En partenariat avec les Hôpitaux Paris-Est Val de Marne et l’École nationale supérieure d’architecture de Paris-Belleville (ENSA), les séances se déroulent au centre de jour l’Adamant et réunissent étudiants, patients, aidants et professionnels pour « penser l’espace à partir des plus vulnérables ». Une écoute in situ donc, au sein d’un lieu singulier, flottant en plein cœur de Paris, géré par une équipe de psychiatres, psychologues, infirmiers et éducateurs spécialisés.
Les formats sont particulièrement diversifiés : revue de projets d’une agence d’architecture adoptant le soin comme méthode ; témoignage intime d’un vécu qui mène à la fondation d’un lieu de soutien pour jeunes adultes atteints de troubles psychiques ; études sur notre rapport aux vivants dans la ville, sur l’importance des lieux dans nos offres de santé.
Coordonné par Éric de Thoisy, le cycle a été clôturé le 15 janvier dernier par une séance conclusive nommée « Psychoarchitectures », animée par Christophe Berdaguer et Marie Péjus, deux artistes qui développent une recherche plastique liée à l’architecture et qui s’interrogent sur les ponts entre espace physique et psychique.

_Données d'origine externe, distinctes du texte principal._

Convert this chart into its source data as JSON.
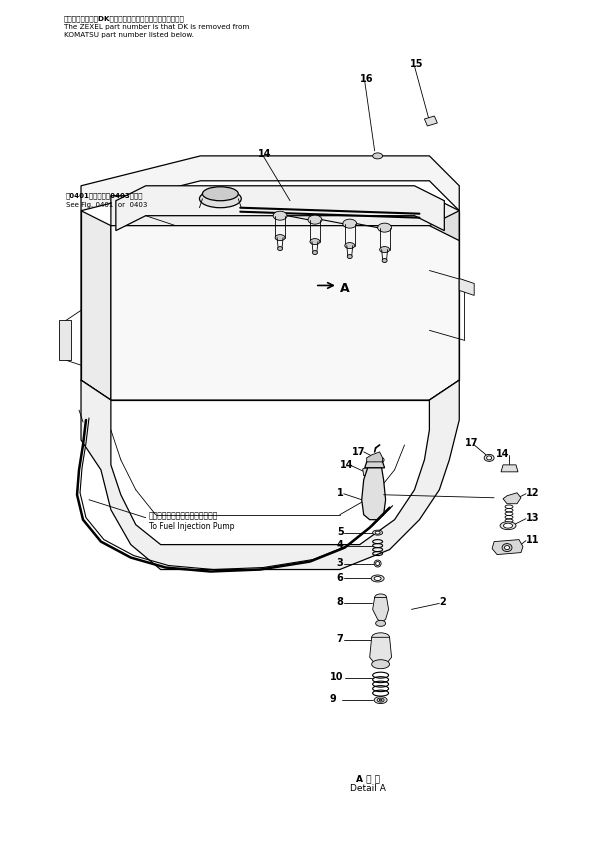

Toutes ces rencontres et prises de parole ont permis de dresser une sorte d’inventaire non exhaustif de lieux mais aussi de méthodes pour prêter attention et prendre soin. Dans chacune des interventions se dessine un constat global : il paraît indéniable que l’espace doit se construire à partir d’histoires, de présences, de potentielles fragilités et qu’il peut devenir vecteur d’interaction, de quiétude comme d’exclusion.